Oil-services company Transocean Ltd. said Chief Executive Steven Newman would leave the company amid a downturn for the industry following the slump in oil prices last summer.
Switzerland-based Transocean, which specializes in providing rigs for offshore oil drilling, said Mr. Newman’s near five-year tenure as CEO would come to an end on Monday. Company Chairman Ian Strachan will step in as interim chief executive.
Transocean has suffered along with oil services companies as their key customers—large national and independent oil companies—have cut back on investment following a halving in oil prices since June. The company recorded a $2.2 billion loss in the third quarter of 2014, the last period for which financial statements are available. That included a $2.8 billion write off against goodwill and other assets on Transocean’s balance sheet. Transocean’s shares, whose leading owners include activist investor Carl Icahn and BlackRock Inc., have slumped nearly 60% since late June.
More recently, Fitch Ratings downgraded its outlook for Transocean to negative, saying a prolonged fall in oil prices could add to already existing oversupply of offshore oil rigs.

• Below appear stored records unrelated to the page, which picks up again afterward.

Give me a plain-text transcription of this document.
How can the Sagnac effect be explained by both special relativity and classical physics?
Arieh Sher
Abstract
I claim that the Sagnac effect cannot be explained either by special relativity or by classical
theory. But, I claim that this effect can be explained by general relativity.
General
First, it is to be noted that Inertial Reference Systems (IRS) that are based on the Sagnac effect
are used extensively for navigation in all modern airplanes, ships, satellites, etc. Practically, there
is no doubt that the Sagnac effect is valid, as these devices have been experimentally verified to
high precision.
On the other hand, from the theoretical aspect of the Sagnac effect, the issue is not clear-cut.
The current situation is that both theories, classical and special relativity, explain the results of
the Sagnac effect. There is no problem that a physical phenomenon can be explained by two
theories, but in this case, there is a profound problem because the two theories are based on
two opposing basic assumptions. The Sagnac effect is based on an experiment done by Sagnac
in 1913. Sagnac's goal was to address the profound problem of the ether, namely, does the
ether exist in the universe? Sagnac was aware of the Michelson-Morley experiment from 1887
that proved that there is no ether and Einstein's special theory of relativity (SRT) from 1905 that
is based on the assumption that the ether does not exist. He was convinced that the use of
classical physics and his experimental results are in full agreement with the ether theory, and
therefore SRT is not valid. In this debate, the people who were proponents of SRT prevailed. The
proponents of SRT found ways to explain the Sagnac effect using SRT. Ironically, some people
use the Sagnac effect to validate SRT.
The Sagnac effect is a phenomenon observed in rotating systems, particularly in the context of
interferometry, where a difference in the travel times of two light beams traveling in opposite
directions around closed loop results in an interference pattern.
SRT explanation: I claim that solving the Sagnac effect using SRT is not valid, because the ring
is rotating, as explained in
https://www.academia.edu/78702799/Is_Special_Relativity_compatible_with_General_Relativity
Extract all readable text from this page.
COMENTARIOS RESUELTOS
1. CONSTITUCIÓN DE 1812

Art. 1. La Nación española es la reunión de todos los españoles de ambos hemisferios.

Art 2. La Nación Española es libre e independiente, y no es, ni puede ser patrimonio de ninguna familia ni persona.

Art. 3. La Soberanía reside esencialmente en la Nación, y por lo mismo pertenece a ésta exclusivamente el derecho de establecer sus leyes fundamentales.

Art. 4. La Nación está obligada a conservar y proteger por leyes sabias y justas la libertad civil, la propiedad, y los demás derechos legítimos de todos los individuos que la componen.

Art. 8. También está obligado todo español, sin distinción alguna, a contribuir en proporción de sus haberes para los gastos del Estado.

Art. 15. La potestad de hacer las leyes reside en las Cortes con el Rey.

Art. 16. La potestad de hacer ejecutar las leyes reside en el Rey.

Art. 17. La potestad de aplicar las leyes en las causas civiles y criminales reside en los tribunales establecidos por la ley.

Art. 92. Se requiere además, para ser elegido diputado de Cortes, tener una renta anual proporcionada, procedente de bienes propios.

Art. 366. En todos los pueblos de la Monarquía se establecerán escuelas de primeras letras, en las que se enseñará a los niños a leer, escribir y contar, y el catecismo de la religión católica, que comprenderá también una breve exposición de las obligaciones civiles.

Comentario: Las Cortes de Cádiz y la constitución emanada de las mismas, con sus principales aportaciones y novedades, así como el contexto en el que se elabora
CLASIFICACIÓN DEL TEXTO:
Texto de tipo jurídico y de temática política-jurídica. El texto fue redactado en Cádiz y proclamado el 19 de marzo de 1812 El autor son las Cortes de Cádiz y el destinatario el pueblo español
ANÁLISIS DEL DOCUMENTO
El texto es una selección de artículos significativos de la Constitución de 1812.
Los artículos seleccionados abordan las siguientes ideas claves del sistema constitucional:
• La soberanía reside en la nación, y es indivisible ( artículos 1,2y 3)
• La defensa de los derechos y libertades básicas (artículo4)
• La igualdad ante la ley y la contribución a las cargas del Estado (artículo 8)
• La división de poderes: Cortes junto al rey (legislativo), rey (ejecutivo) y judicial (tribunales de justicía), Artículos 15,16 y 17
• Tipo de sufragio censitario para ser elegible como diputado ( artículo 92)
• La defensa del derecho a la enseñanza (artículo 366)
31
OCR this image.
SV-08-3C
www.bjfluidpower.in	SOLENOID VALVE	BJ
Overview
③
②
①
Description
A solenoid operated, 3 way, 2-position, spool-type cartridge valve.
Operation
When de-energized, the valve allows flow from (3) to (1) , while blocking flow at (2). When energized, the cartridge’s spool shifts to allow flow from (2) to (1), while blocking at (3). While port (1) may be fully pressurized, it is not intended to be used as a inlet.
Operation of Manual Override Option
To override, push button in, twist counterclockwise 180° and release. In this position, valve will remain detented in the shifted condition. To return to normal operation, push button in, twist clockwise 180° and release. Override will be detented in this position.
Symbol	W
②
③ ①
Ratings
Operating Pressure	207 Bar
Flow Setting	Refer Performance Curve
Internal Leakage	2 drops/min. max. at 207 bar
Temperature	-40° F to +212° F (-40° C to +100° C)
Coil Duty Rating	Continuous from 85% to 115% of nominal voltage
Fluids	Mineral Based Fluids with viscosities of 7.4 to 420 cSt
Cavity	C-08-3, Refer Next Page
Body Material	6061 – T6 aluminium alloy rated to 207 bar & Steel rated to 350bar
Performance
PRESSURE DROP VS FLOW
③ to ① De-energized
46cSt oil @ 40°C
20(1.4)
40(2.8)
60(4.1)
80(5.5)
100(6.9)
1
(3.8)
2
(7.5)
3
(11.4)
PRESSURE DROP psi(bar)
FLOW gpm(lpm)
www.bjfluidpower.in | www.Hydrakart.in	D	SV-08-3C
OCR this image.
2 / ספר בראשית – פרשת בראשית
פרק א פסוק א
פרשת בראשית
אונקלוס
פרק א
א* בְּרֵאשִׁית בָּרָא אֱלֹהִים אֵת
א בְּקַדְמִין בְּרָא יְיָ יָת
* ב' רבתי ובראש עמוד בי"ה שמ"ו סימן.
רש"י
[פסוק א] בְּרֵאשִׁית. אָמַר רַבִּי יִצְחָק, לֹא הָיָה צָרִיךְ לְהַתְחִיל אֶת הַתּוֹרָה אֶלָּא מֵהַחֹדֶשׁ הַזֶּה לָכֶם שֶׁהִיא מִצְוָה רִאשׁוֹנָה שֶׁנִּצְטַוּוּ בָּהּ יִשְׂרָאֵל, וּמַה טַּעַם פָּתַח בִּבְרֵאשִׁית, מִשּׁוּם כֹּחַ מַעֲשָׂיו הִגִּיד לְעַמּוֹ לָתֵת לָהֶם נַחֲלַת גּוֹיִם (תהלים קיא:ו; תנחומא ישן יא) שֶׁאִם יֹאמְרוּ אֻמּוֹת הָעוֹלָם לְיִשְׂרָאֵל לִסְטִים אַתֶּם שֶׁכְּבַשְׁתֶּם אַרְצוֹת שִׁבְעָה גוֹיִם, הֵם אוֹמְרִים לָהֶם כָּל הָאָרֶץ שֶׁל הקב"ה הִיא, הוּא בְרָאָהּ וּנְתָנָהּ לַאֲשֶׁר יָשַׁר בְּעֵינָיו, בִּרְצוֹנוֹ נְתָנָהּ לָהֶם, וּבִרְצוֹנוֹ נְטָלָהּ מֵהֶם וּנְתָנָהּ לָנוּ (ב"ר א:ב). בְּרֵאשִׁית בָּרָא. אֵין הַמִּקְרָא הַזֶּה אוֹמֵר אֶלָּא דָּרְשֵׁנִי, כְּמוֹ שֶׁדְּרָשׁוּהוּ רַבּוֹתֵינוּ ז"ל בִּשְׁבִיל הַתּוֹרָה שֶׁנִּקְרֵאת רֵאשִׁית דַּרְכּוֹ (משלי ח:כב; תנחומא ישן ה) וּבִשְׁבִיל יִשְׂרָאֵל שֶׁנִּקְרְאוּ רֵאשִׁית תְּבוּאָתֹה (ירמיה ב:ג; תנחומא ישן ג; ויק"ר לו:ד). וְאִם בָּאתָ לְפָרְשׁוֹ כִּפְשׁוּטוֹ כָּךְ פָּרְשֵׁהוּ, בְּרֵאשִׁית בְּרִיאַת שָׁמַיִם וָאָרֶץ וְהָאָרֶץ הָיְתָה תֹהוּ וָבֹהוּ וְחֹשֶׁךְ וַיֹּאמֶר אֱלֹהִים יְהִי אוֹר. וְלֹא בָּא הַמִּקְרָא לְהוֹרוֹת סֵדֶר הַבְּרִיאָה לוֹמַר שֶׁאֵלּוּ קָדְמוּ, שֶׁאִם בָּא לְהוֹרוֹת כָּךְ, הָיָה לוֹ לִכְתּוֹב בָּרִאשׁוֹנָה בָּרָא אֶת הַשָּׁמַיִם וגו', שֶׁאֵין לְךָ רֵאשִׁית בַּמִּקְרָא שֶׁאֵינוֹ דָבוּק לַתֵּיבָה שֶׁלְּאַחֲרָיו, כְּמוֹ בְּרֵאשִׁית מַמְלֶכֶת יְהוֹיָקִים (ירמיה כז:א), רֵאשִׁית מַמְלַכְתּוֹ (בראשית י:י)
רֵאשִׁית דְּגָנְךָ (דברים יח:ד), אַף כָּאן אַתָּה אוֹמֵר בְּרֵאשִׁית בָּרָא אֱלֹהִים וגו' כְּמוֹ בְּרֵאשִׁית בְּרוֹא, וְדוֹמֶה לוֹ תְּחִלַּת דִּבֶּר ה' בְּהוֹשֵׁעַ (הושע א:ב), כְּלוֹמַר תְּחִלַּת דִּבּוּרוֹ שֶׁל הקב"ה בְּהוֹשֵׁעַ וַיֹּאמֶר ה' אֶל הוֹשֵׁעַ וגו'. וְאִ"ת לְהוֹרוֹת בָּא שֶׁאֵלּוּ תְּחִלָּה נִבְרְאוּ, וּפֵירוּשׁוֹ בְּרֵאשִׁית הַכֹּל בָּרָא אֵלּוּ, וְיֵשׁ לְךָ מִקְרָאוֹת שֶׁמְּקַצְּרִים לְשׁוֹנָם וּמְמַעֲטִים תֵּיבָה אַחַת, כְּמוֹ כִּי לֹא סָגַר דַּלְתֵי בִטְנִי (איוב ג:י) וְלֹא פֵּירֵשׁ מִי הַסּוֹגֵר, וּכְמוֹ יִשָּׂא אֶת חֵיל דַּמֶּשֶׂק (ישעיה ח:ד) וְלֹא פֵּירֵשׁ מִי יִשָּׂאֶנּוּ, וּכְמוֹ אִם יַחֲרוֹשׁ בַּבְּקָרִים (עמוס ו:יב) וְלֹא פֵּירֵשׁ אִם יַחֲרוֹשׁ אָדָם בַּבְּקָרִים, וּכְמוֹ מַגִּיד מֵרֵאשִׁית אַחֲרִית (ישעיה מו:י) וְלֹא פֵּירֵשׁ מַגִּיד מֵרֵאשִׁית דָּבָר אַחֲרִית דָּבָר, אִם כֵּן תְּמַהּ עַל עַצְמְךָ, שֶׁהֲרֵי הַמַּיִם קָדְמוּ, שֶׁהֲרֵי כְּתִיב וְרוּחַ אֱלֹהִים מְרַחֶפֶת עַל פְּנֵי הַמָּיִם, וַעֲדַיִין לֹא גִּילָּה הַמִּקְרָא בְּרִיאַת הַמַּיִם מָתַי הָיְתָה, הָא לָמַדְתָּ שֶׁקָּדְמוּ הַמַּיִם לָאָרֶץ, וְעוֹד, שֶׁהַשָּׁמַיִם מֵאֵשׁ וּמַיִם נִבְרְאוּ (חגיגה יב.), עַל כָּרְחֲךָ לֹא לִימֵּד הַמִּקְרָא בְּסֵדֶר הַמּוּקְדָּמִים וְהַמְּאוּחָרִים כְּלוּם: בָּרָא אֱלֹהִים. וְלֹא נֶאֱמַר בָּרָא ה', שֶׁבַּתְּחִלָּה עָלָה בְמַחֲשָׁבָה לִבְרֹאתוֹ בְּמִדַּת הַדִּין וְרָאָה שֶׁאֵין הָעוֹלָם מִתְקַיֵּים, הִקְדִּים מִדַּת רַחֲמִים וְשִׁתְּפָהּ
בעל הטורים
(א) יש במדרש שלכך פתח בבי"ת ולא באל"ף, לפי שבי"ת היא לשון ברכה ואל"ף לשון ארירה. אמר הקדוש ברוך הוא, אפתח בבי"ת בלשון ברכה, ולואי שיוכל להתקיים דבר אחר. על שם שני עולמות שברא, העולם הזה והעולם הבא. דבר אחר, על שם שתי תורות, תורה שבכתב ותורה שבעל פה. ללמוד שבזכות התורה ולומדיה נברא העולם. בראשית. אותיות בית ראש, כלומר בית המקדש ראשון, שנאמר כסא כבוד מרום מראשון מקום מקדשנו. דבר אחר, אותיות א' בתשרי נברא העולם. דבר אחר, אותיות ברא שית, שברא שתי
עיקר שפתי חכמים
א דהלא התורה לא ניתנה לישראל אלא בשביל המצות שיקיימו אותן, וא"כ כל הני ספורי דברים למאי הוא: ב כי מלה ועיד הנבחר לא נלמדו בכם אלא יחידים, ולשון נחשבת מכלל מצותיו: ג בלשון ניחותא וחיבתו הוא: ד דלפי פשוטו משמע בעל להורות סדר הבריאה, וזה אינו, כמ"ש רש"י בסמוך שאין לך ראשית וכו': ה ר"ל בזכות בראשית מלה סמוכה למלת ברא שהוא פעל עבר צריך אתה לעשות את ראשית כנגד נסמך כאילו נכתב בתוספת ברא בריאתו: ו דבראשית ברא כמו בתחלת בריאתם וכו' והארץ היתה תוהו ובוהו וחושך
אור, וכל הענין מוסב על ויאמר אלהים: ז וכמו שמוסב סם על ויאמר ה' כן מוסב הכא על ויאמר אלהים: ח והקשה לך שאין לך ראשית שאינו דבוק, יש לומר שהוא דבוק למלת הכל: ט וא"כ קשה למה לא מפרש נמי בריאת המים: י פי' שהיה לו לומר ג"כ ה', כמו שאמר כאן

Mr. Newman’s leadership of Transocean was also notable for its involvement in the Deepwater Horizon oil spill in May 2010, the largest in U.S. history. Transocean, which owned the rig that exploded, leading to the death of 11 workers, paid a fine of $1 billion in 2013 related to the spill. Last year a federal judge found Transocean to have been negligent in the disaster and ascribed 30% of the blame for the event to the company.